Let's say that the elements in my matrix are 32bit integer bitmasks and when I need to update an element, I'm just flipping a bit. In a serial approach, I can just use "|=" or "&=~" to turn on or off the bit, respectively. Is there an atomic operation that I can use to do that? I only see atomic addition (and incrementing), but I've got to imagine that bitwise operations are also simple enough that they could be atomic.
There's nothing in the Intel Architecture that prevents locking of AND and OR instructions, although to implement locks, you might well prefer to use something like BTS, Bit Test and Set, which is also lockable. If it were to work, each thread wanting to lock an element of the matrix would BTS the appropriate bit and check what they got--if they got a 1, some other thread already had the lock; a zero would indicate that it was previously unlocked and the thread getting the zero could assume the lock and zero the bit when they unlock.
There are a couple of problems here, though. The practical problem, it seems you've noticed, is that TBB does not support atomic semantics for operator|= or operator&=, not at the level of atomic.h, nor down in the machine code implementations where the lock prefixes are specified (you can explore this in the TBB open source). Implementing AND and OR as these operators would require some work and gro. There's no canonical operator to overload for BTS, but some function-based implementation is certainly conceivable.

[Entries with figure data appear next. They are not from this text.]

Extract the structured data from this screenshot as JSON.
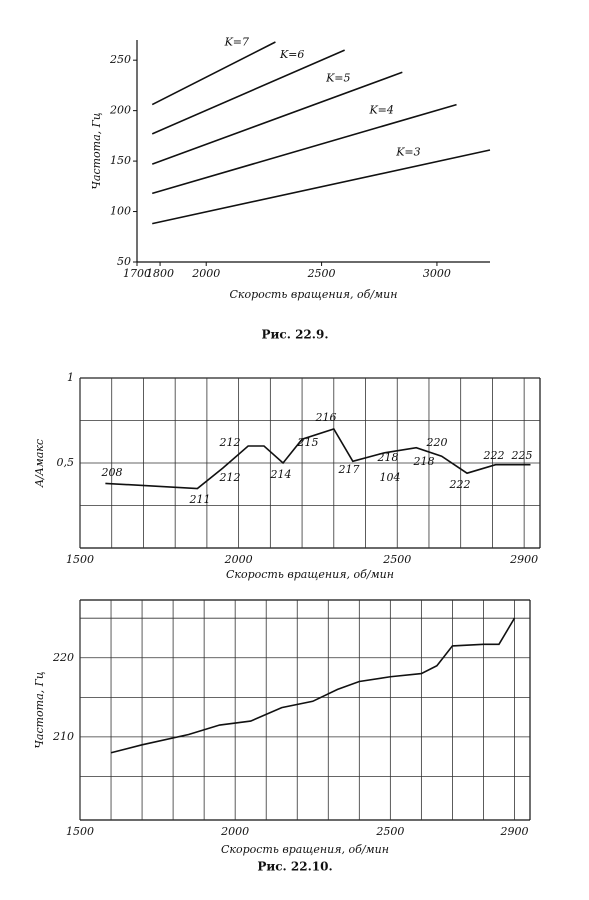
{
  "chart_data": [
    {
      "type": "line",
      "xlabel": "Скорость вращения, об/мин",
      "ylabel": "Частота, Гц",
      "xlim": [
        1700,
        3230
      ],
      "ylim": [
        50,
        270
      ],
      "xticks": [
        1700,
        1800,
        2000,
        2500,
        3000
      ],
      "yticks": [
        50,
        100,
        150,
        200,
        250
      ],
      "grid": false,
      "series": [
        {
          "name": "K=7",
          "color": "#111111",
          "x": [
            1766,
            2300
          ],
          "values": [
            206,
            268
          ]
        },
        {
          "name": "K=6",
          "color": "#111111",
          "x": [
            1766,
            2600
          ],
          "values": [
            177,
            260
          ]
        },
        {
          "name": "K=5",
          "color": "#111111",
          "x": [
            1766,
            2850
          ],
          "values": [
            147,
            238
          ]
        },
        {
          "name": "K=4",
          "color": "#111111",
          "x": [
            1766,
            3085
          ],
          "values": [
            118,
            206
          ]
        },
        {
          "name": "K=3",
          "color": "#111111",
          "x": [
            1766,
            3230
          ],
          "values": [
            88,
            161
          ]
        }
      ]
    },
    {
      "type": "line",
      "xlabel": "Скорость вращения, об/мин",
      "ylabel": "A/Aмакс",
      "xlim": [
        1500,
        2950
      ],
      "ylim": [
        0,
        1
      ],
      "xticks": [
        1500,
        2000,
        2500,
        2900
      ],
      "yticks": [
        1,
        {
          "value": 0.5,
          "label": "0,5"
        }
      ],
      "grid": true,
      "ygrid": [
        0.25,
        0.75
      ],
      "xgrid": [
        1600,
        1700,
        1800,
        1900,
        2100,
        2200,
        2300,
        2400,
        2600,
        2700,
        2800
      ],
      "series": [
        {
          "color": "#111111",
          "x": [
            1580,
            1870,
            1950,
            2030,
            2080,
            2140,
            2200,
            2300,
            2360,
            2460,
            2560,
            2640,
            2720,
            2810,
            2920
          ],
          "values": [
            0.38,
            0.35,
            0.47,
            0.6,
            0.6,
            0.5,
            0.64,
            0.7,
            0.51,
            0.56,
            0.59,
            0.54,
            0.44,
            0.49,
            0.49
          ]
        }
      ],
      "annotations": [
        "208",
        "211",
        "212",
        "212",
        "214",
        "215",
        "216",
        "217",
        "218",
        "104",
        "218",
        "220",
        "222",
        "222",
        "225"
      ]
    },
    {
      "type": "line",
      "xlabel": "Скорость вращения, об/мин",
      "ylabel": "Частота, Гц",
      "xlim": [
        1500,
        2950
      ],
      "ylim": [
        199.5,
        227.3
      ],
      "xticks": [
        1500,
        2000,
        2500,
        2900
      ],
      "yticks": [
        210,
        220
      ],
      "grid": true,
      "ygrid": [
        205,
        215,
        225
      ],
      "xgrid": [
        1600,
        1700,
        1800,
        1900,
        2100,
        2200,
        2300,
        2400,
        2600,
        2700,
        2800
      ],
      "series": [
        {
          "color": "#111111",
          "x": [
            1600,
            1700,
            1850,
            1950,
            2050,
            2150,
            2250,
            2330,
            2400,
            2500,
            2600,
            2650,
            2700,
            2800,
            2850,
            2900
          ],
          "values": [
            208,
            209,
            210.3,
            211.5,
            212,
            213.7,
            214.5,
            216,
            217,
            217.6,
            218,
            219,
            221.5,
            221.7,
            221.7,
            225
          ]
        }
      ]
    }
  ],
  "captions": [
    "Рис. 22.9.",
    "Рис. 22.10."
  ]
}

But there's a bigger problem with this, because of cache lines. Current machines use 64 byte cache lines, or 512 bits worth of locks. This poses a massive problem of false sharing. Any time a thread locks an element, it will need to take ownership of the cache line containing the lock. Any other threads needing to lock any other element whose lock bitis in the same cache line will have to wait until the first thread can write the cache line to memory. Because of the number of locks linked together on a cache line, all threads will have big feet and will step on each other for no logical reason. And as you add more threads, you get more feet and more potential for thrash. You could reduce the coupling by increasing the size of the lock array, say use a byte or a short for each lock. There would still be coupling and the chance for false sharing, but the frequency would be reduced.